The Swiss company is seeking to overcome resistance to chemical-based pesticides, its largest business, by buying up smaller makers of biological alternatives as well as genetically modified traits to boost revenue to $25 billion by 2020 from $13.3 billion. Syngenta last month agreed to buy Devgen for 403 million euros ($526 million) and biological controls company Pasteuria Bioscience for $113 million.

Third-quarter sales rose 1.3 percent from a year earlier to $2.7 billion, Basel-based Syngenta said in a statement today. That compared with the $2.76 billion average estimate of analysts in a Bloomberg survey. Competitor Monsanto Co. (MON) reported sales on Oct. 3 that missed analyst estimates.

Syngenta shares rose 1 percent to 346.9 Swiss francs as of 10:08 a.m. in Zurich.

There are “very few, perhaps one or two” viable takeover targets left on the market, Ramsay said, as Syngenta battles rivals to capture the most innovative bug-fighting technologies.
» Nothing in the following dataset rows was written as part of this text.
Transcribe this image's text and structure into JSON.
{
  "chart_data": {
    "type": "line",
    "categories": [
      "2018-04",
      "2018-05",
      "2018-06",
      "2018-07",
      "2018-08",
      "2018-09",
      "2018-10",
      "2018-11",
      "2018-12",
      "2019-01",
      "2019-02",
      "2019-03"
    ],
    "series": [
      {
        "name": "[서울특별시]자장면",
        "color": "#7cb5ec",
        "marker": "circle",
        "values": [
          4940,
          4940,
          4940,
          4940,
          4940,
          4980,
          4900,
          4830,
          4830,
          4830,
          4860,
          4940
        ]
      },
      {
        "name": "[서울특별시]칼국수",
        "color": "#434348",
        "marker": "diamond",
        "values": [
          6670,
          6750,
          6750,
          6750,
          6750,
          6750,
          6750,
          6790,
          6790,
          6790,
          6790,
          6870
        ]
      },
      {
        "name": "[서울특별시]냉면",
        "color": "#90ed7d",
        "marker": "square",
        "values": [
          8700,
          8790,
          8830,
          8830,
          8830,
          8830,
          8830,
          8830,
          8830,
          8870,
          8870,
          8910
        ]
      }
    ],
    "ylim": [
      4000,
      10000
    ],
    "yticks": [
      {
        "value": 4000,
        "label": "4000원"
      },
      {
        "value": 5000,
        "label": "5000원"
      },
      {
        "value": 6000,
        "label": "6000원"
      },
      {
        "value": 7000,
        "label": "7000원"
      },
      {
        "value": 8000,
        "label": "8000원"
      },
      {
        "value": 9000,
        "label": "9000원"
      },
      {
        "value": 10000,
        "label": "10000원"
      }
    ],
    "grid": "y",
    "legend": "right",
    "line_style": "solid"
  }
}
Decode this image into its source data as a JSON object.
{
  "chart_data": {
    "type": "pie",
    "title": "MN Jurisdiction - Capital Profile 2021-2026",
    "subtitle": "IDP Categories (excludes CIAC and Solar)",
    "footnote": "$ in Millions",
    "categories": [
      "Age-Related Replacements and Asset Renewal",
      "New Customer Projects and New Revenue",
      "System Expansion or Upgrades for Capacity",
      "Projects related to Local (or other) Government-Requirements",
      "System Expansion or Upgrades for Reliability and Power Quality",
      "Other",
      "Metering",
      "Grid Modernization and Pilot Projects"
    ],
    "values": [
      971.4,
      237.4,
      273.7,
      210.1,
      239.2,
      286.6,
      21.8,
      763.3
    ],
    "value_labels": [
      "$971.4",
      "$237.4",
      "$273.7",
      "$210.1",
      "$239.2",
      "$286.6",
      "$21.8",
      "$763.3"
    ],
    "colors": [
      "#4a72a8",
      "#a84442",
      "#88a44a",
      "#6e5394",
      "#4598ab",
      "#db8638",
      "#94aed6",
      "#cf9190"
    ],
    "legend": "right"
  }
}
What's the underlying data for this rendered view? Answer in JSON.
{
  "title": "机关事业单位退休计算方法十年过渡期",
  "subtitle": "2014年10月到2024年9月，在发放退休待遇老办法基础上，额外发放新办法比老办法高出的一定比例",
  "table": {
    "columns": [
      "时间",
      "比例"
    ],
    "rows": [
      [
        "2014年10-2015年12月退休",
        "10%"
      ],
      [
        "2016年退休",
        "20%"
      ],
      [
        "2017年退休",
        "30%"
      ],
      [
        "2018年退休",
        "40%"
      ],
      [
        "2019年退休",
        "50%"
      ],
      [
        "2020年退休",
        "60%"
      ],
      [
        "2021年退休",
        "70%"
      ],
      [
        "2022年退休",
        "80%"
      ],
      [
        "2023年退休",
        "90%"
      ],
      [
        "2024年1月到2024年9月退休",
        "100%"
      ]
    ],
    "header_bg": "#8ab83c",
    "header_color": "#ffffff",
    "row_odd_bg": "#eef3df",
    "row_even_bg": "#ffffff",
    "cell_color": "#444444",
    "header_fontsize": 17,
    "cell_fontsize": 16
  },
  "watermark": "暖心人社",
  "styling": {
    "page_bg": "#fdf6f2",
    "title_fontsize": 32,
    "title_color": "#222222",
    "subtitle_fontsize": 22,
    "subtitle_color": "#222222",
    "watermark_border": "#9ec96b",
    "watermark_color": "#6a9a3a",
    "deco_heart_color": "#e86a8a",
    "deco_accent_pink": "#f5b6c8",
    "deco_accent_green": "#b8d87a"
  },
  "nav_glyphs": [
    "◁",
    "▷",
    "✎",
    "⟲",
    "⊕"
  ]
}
BASF SE (BAS) and Bayer AG (BAYN) have pumped up their biological crop- chemicals units. BASF agreed to buy Becker Underwood Inc. for $1.02 billion in September and Bayer said in July that it would buy Agraquest Inc. for $425 million.

Drought restrained Syngenta’s fungicide sales in the U.S. in the third quarter and a delayed monsoon caused a shortfall in crop-chemical sales in India and Japan even as sales rose 18 percent in Latin America amid higher soybean prices.